Wyden then urged Easterly to instruct the board to look into the SolarWinds issue, with a particular focus on whether Microsoft kept the encryption key that was taken in the breach in an HSM. He requested that Garland look into whether Microsoft's ‘negligent practices’ were against the law. He also urged Khan to look into Microsoft's privacy and data security policies to see if they broke any FTC-enforced rules.
Trust broken with Microsoft’s Cloud Services
Researchers from security firm Wiz expressed that the gravity of the entire impact of the recent incident is actually bigger than what they had initially perceived it to be. This led to their belief that the event could have long-term implications on their trust towards the company’s cloud services. They concluded by saying that we must learn from it and improve.
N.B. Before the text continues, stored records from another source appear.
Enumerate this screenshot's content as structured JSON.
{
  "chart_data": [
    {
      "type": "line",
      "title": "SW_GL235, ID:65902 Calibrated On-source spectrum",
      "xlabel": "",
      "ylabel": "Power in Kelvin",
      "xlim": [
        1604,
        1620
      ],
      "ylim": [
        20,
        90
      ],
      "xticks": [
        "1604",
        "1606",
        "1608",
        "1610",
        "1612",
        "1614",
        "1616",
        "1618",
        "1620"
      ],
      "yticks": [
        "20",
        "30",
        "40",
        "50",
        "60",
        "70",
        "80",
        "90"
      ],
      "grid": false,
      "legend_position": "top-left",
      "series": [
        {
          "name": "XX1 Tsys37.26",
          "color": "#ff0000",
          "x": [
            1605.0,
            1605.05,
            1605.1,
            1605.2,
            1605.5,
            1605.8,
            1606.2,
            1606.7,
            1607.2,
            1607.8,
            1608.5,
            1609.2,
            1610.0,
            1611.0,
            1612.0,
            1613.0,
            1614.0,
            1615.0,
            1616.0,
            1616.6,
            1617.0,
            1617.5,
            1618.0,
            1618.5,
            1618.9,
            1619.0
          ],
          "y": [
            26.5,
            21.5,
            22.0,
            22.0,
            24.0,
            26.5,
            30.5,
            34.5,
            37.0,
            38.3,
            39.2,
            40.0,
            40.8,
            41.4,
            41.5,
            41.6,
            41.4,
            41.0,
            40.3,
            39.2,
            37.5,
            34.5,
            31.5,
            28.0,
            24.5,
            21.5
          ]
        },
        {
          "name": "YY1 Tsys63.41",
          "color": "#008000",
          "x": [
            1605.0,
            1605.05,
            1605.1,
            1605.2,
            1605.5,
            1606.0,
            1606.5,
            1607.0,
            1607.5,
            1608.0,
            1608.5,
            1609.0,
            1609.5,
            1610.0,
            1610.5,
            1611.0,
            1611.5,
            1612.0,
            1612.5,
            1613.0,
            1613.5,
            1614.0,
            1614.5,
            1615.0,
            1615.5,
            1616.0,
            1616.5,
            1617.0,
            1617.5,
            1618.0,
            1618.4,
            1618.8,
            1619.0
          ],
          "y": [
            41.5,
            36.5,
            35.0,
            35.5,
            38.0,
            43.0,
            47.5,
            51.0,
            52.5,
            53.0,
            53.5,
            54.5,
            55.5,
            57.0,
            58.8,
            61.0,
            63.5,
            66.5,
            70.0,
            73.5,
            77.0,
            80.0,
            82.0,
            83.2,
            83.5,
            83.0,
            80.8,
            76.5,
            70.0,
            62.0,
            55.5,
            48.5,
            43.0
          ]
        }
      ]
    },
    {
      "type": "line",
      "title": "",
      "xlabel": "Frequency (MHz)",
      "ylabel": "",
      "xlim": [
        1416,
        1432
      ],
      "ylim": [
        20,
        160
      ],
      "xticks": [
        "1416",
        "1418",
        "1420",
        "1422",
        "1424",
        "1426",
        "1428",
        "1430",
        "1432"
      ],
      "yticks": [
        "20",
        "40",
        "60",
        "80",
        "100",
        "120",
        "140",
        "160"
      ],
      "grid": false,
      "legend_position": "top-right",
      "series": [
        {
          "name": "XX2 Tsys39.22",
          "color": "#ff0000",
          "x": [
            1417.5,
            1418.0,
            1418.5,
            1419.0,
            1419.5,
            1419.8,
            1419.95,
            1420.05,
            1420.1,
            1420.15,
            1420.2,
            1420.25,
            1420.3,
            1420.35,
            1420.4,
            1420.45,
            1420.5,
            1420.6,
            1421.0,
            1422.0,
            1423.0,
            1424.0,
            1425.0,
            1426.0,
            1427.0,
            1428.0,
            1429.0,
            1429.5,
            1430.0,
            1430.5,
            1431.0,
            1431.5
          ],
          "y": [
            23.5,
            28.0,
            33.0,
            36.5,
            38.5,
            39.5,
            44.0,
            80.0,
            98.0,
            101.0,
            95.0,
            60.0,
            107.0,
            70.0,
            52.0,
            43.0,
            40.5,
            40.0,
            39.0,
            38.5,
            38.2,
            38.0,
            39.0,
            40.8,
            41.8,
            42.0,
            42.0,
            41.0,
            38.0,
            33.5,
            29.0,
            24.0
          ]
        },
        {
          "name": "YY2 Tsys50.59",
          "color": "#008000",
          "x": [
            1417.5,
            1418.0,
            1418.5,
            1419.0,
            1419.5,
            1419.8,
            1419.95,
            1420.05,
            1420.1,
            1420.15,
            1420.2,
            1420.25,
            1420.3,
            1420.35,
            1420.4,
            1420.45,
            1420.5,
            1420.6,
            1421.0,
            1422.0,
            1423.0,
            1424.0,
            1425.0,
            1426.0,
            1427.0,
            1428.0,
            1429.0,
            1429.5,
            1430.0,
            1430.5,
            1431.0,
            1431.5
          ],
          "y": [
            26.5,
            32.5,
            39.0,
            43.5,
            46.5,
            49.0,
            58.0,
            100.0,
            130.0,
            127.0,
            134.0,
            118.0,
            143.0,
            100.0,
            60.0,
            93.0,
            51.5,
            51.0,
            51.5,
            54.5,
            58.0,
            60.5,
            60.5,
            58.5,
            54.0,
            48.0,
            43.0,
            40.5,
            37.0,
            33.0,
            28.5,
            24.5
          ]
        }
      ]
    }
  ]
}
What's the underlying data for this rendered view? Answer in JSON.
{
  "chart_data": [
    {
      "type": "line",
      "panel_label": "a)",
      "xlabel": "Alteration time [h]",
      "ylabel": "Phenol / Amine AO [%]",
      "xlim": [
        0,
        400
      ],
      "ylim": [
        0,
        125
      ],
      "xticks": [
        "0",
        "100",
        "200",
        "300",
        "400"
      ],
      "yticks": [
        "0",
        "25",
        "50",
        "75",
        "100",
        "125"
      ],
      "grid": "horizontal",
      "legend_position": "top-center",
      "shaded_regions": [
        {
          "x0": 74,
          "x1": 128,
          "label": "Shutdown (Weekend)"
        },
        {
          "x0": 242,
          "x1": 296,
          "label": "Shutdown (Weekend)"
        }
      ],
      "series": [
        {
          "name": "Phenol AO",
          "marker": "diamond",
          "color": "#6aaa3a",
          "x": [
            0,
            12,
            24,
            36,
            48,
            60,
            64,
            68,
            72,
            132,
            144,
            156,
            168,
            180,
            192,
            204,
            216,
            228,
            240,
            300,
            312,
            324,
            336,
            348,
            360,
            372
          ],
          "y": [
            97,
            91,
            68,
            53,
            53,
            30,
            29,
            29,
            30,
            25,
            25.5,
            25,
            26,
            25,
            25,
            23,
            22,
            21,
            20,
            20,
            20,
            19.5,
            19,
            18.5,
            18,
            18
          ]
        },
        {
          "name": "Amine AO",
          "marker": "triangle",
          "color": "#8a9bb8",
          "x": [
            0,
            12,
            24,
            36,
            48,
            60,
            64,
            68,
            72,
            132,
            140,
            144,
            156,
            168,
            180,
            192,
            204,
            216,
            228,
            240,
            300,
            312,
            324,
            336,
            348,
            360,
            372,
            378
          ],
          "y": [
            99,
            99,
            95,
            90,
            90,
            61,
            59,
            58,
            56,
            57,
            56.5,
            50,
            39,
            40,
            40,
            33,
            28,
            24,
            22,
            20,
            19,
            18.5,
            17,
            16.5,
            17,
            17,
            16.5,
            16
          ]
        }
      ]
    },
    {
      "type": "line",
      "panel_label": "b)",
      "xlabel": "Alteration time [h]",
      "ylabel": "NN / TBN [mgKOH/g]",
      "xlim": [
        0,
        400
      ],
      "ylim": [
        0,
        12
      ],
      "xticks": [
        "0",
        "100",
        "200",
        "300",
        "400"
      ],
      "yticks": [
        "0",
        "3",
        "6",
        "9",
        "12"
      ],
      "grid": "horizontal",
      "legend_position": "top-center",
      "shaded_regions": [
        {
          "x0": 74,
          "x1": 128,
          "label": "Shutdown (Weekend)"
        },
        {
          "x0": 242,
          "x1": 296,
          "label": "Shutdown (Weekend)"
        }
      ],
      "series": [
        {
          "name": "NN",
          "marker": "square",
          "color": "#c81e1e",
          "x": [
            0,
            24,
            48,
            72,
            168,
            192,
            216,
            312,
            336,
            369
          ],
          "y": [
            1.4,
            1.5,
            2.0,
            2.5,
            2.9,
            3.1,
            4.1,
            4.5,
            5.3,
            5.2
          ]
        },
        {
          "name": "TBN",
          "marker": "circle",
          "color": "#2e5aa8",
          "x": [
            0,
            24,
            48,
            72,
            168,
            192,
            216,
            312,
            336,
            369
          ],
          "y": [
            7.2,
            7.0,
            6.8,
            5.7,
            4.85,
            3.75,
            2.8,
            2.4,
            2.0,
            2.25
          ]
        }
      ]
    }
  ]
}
In response to Wyden's remarks, Microsoft hasn't been open about its involvement in the most recent incident. It issued a two-sentence statement, the first of which said that the incident shows how cybersecurity issues are growing in the face of sophisticated attacks. The other stated that the company will keep up its commitment to putting out information on the Microsoft Threat Intelligence blog and would continue to communicate directly with government agencies on this matter.
Promising Improved Cloud Logging Features thereafter
Microsoft proposed that it hopes to offer improved cloud logging features without charging extra. It also stated that starting in September, regular users would have access to a greater variety of cloud logs, including 30 additional sorts of logs that were previously only available to premium subscribers, along with more thorough email access logs. Microsoft will extend the usual customer log retention period from 90 to 180 days by default.
As cyberattacks grew in severity during the ensuing ten years, the company began to acquire a variety of security vendors, a pattern it has continued for the past twenty years.
Investments in cloud security, made to safeguard Microsoft's flagship platform Azure, have allowed the company to establish a solid foothold in this burgeoning cybersecurity market.
Yet complaints about its transparency are far from new. Recent data breaches involving Microsoft include the Solar Winds hack, which affected agencies throughout the US government. Due to bugs in its Microsoft Exchange Server software, the company also experienced an attack that negatively impacted approximately 30,000 organizations. However, Microsoft's recent cybersecurity woes run the risk of upsetting its hard-won progress toward being a respected name in the world of security.
New regulations at the Securities and Exchange Commission will require businesses to disclose a hack within four days of its discovery, which will soon push US companies to be more forthright about security vulnerabilities.